La pertinence et les obstacles d’une politique de dividende numérique

Outre l’obligation de libérer une partie du spectre à l’horizon 2015, le dividende est nécessaire à bien des égards (chapitre 1). Seulement, le lancement d’une politique de libération des fréquences déjà attribuées et de leur affectation au Sénégal se heurte à des barrières de taille (chapitre 2).

Chapitre 1 : La nécessité du dividende numérique

La technologie analogique engloutit d’énormes ressources spectrales et montre beaucoup de limites en termes de qualité de services et de déploiement de nouveaux usages (section 1). Par contre, une transformation des technologies analogiques en technologies numériques, traduit par la libération de fréquences (le dividende) participerait à l’optimisation du spectre et le renforcement de la capacité d’offre de nouveaux services (section 2).

Section 1 : La boulimie spectrale et les limites de l’analogique

Le secteur audiovisuel sénégalais, basé sur l’analogique, utilise surabondamment le spectre pour une qualité d’images et de sont limitée (paragraphe 1). Cette situation freine le foisonnement de nouveaux services de qualité dépendants du spectre et constitue un manque à gagner pour les pouvoirs publics (paragraphe 2).

Paragraphe 1 : L’utilisation surabondante du spectre pour une qualité audiovisuelle limitée

L’essor des nouvelles technologies, basées sur le numérique, a fini de démontrer que l’analogique - sur lequel se fonde les services audiovisuels actuels - occasionne un usage superflu de fréquences (A) tout en n’assurant qu’une qualité modeste d’images et de sons (B).

A- L’utilisation surabondante du spectre

Les télévisions et radios sénégalais utilisent un signal analogique. Ce type de signal évolue d’une façon continue dans le temps. Les télévisions utilisent plus particulièrement des standards SECAM ou PAL. Seulement, « la diffusion d’une chaîne de télévision analogique nécessite un canal de 8 MHz en tout point » . La raison à cela est que la continuité du signal sur lequel se base l’analogique implique énormément de ressources fréquentielles, pour une bonne qualité de réception d’images et de sons. Compte tenu de la pénurie des fréquences - toutes les autres bandes du spectre étant dédiées à d’autres usages - il sera très difficile d’envisager le développement de nouveaux services. Quand bien même il use surabondamment du spectre, l’audiovisuel analogique offre une qualité visuelle et sonore restreinte.

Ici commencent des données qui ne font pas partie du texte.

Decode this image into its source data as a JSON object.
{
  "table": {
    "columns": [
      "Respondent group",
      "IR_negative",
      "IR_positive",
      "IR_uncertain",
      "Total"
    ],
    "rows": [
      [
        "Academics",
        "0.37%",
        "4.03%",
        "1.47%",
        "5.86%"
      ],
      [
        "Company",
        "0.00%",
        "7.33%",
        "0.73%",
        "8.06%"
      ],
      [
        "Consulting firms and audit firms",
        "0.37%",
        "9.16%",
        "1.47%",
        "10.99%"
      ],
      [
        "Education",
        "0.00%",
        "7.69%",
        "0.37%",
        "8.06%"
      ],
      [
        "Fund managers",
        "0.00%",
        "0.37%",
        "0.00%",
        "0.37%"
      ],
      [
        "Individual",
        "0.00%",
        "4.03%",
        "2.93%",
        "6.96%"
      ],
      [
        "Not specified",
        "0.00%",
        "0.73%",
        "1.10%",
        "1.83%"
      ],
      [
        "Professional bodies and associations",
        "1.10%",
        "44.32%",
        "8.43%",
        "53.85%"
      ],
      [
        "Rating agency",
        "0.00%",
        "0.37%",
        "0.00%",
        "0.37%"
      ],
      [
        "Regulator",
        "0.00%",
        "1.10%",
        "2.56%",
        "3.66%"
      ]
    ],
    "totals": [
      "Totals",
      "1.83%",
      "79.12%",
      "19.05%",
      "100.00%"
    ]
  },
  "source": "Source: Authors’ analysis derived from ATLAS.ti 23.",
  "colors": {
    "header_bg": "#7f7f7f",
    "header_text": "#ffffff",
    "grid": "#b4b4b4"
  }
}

B- Les limites de la qualité audiovisuelle

Les signaux analogiques des émetteurs sont reçus sur des antennes VHF et UHF individuelles ou collectives, avant d’être reproduits sur les postes radios ou de télévision. Seulement, en raison d’un certain nombre de paramètres physiques et techniques (climat, distance de l’émetteur, qualité des antennes récepteurs, caractéristiques ou positions géographiques du site du récepteur) la qualité de l’image et du son reçus variera. Un défaut de ces paramètres peut engendrer la dégradation de la réception des signaux et, par conséquent, des grincements ou des échos au niveau du son ainsi que des parasites, interférences ou atténuations au niveau de l’image. La réception analogique est sujette à beaucoup d’aléas physiques et techniques qui limitent la qualité du service audiovisuel. En outre, l’analogique entrave le foisonnement de nouveaux services et crée ainsi un manque à gagner pour les pouvoirs publics.

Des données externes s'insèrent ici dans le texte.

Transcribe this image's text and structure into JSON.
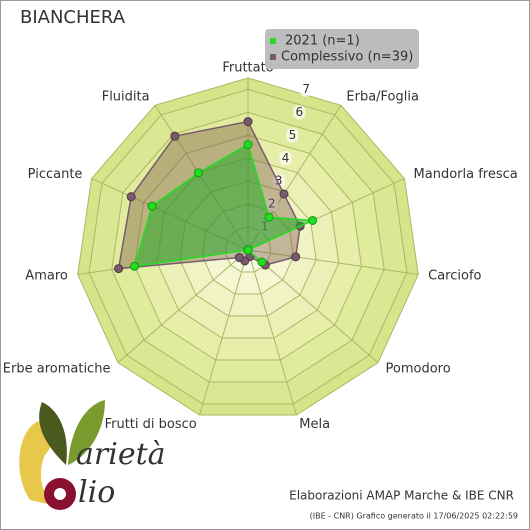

Paragraphe 2 : La limitation du foisonnement de services innovants et le manque à gagner pour les pouvoirs publics

L’analogique engloutit les bandes de la fréquence UHF dédiées à l’audiovisuel. Or les nouveaux services dépendent de ces fréquences et plus particulièrement des fréquences basses (A). De cette saturation spectrale engendrée découle un manque à gagner pour l’Etat (B).

A- La dépendance des nouveaux services à la bande UHF - aux fréquences basses plus particulièrement - englouties par l’analogique

Le développement de moult services de télécommunications est tributaire d’une partie des fréquences de la bande UFH (celles situées en dessous des 1 GHz) appelées « fréquences basses ». Celles-ci sont « particulièrement convoitées en raison de leurs capacités de propagation » . De plus, leur « efficacité supérieure en termes de couverture et de pénétration des bâtiments est unanimement reconnue » . Les caractéristiques de ces fréquences entrainent une diminution du coût d’établissement et d’exploitation des réseaux. « Elles sont à ce titre couramment désignées sous le terme de « fréquences en or » . Pour notre pays qui souffre de la fracture numérique, ces fréquences permettront de déployer des réseaux internet de hauts débits en mobilité et dans les zones peu denses en termes d’habitation ainsi que dans les territoires les plus reculées. L’audiovisuel analogique est alors en train de causer une perte potentielle de gains pour l’Etat.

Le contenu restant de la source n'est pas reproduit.